ATF 150 III 63, TF 5A_941/2022 du 12 décembre 2023
Droit de superficie; droit de retour anticipé; violation de l’obligation d’entretien et d’exploitation; conditions formelles du droit de retour; art. 779f ss CC; 107-108 CO
Droit de retour anticipé (art. 779f à 779h CC) – Le droit de retour anticipé d’un droit de superficie, permet au propriétaire du bien-fonds, aux conditions strictes prévues par la loi, de priver le superficiaire de sa servitude. Ce retour est soumis à deux conditions : d’une part, une grave violation de ses devoirs par le superficiaire, d’autre part, le versement d’une indemnité équitable par le propriétaire (consid. 3).

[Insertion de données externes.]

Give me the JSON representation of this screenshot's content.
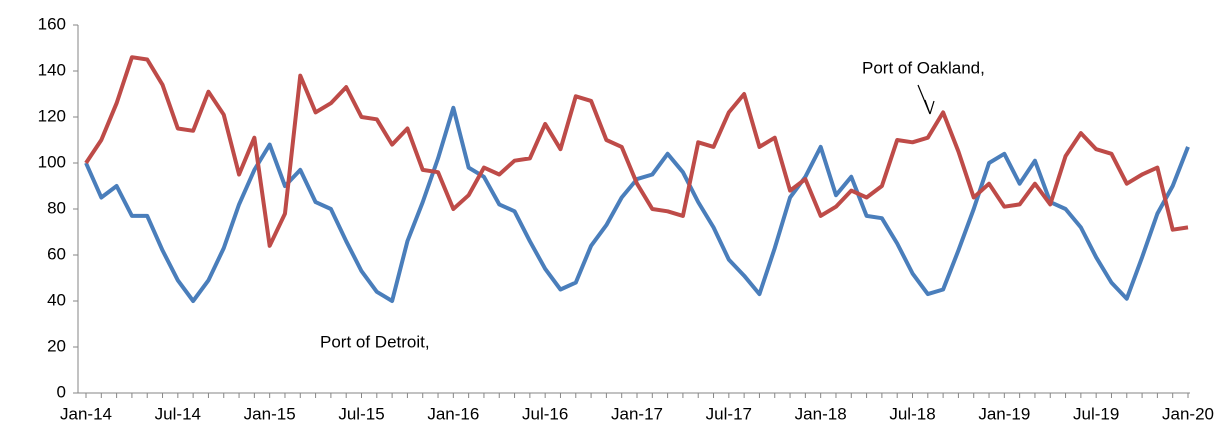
{
  "chart_data": {
    "type": "line",
    "categories": [
      "Jan-14",
      null,
      null,
      null,
      null,
      null,
      "Jul-14",
      null,
      null,
      null,
      null,
      null,
      "Jan-15",
      null,
      null,
      null,
      null,
      null,
      "Jul-15",
      null,
      null,
      null,
      null,
      null,
      "Jan-16",
      null,
      null,
      null,
      null,
      null,
      "Jul-16",
      null,
      null,
      null,
      null,
      null,
      "Jan-17",
      null,
      null,
      null,
      null,
      null,
      "Jul-17",
      null,
      null,
      null,
      null,
      null,
      "Jan-18",
      null,
      null,
      null,
      null,
      null,
      "Jul-18",
      null,
      null,
      null,
      null,
      null,
      "Jan-19",
      null,
      null,
      null,
      null,
      null,
      "Jul-19",
      null,
      null,
      null,
      null,
      null,
      "Jan-20"
    ],
    "series": [
      {
        "name": "Port of Detroit",
        "color": "#4a7ebb",
        "values": [
          100,
          85,
          90,
          77,
          77,
          62,
          49,
          40,
          49,
          63,
          82,
          97,
          108,
          90,
          97,
          83,
          80,
          66,
          53,
          44,
          40,
          66,
          83,
          102,
          124,
          98,
          94,
          82,
          79,
          66,
          54,
          45,
          48,
          64,
          73,
          85,
          93,
          95,
          104,
          96,
          83,
          72,
          58,
          51,
          43,
          63,
          85,
          94,
          107,
          86,
          94,
          77,
          76,
          65,
          52,
          43,
          45,
          62,
          80,
          100,
          104,
          91,
          101,
          83,
          80,
          72,
          59,
          48,
          41,
          59,
          78,
          90,
          107
        ]
      },
      {
        "name": "Port of Oakland",
        "color": "#be4b48",
        "values": [
          100,
          110,
          126,
          146,
          145,
          134,
          115,
          114,
          131,
          121,
          95,
          111,
          64,
          78,
          138,
          122,
          126,
          133,
          120,
          119,
          108,
          115,
          97,
          96,
          80,
          86,
          98,
          95,
          101,
          102,
          117,
          106,
          129,
          127,
          110,
          107,
          91,
          80,
          79,
          77,
          109,
          107,
          122,
          130,
          107,
          111,
          88,
          93,
          77,
          81,
          88,
          85,
          90,
          110,
          109,
          111,
          122,
          105,
          85,
          91,
          81,
          82,
          91,
          82,
          103,
          113,
          106,
          104,
          91,
          95,
          98,
          71,
          72
        ]
      }
    ],
    "annotations": [
      "Port of Oakland,",
      "Port of Detroit,"
    ],
    "ylim": [
      0,
      160
    ],
    "yticks": [
      0,
      20,
      40,
      60,
      80,
      100,
      120,
      140,
      160
    ],
    "grid": false
  }
}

Violation de l’obligation d’entretien et d’exploitation – En l’espèce, un droit de superficie a été accordé par une Commune propriétaire à une entreprise exploitante d’un complexe hôtelier, dont le bâtiment a été construit en vertu de la servitude. Malgré plusieurs modifications successives du contrat de superficie et un changement de superficiaire, la clause exigeant l’entretien des bâtiments existants n’a jamais été modifiée ou retirée. En outre, nonobstant l’existence d’un projet de construction d’un nouveau complexe immobilier à la place de l’hôtel-restaurant, il existait un intérêt de la Commune à ne pas rendre l’état de l’immeuble irréversible. Ainsi, le Tribunal fédéral confirme que les obligations de la superficiaire perduraient (consid. 5). La superficiaire ne parvient pas à démontrer l’arbitraire des constatations de l’instance précédente selon lesquelles l’hôtel-restaurant, en état de décrépitude, souffrait indubitablement d’un manque d’entretien depuis plusieurs années au moment de la résiliation du contrat (consid. 6). Il ne parvient pas davantage à démontrer qu’il était arbitraire de retenir qu’une obligation d’exploiter un hôtel-restaurant lui incombait (consid. 7.1). Pour le surplus, la recherche d’un autre exploitant ne peut être assimilée à une exploitation (consid. 7.4).
Conditions formelles de l’exercice du droit de retour anticipé – Suivant la doctrine majoritaire, le Tribunal fédéral décide l’application par analogie de l’art. 107 CO à l’exercice du droit de retour. En cas de violation des devoirs du superficiaire, le superficiant doit le mettre en demeure de rétablir la situation conforme au droit ou de se conformer à ses obligations contractuelles en lui impartissant un délai de grâce. Cette formalité ne saurait toutefois être imposée lorsqu’il apparaît d’emblée, eu égard à l’attitude du superficiaire, qu’elle restera sans effet (art. 108 ch. 1 CO), ce qui suppose un refus clair et définitif de la part du superficiaire de se mettre en conformité (consid. 8.3.2.1). En l’espèce, la Commune n’a pas valablement mis en demeure la superficiaire de remplir ses obligations d’entretien et d’exploitation dans un délai convenable. Un courrier du superficiant affirmant que la superficiaire ne remplit pas ses obligations d’entretien et d’exploitation, précisant que ces violations peuvent faire l’objet d’un retour anticipé, n’est pas suffisant puisqu’il n’exige pas que des travaux soient entrepris ou que l’exploitation soit reprise dans un certain délai. En conséquence, l’affaire est renvoyée pour que le Tribunal cantonal se prononce sur la question de savoir si les circonstances permettaient à la Commune de se passer d’une interpellation en application de l’art. 108 ch. 1 CO (consid. 8.4).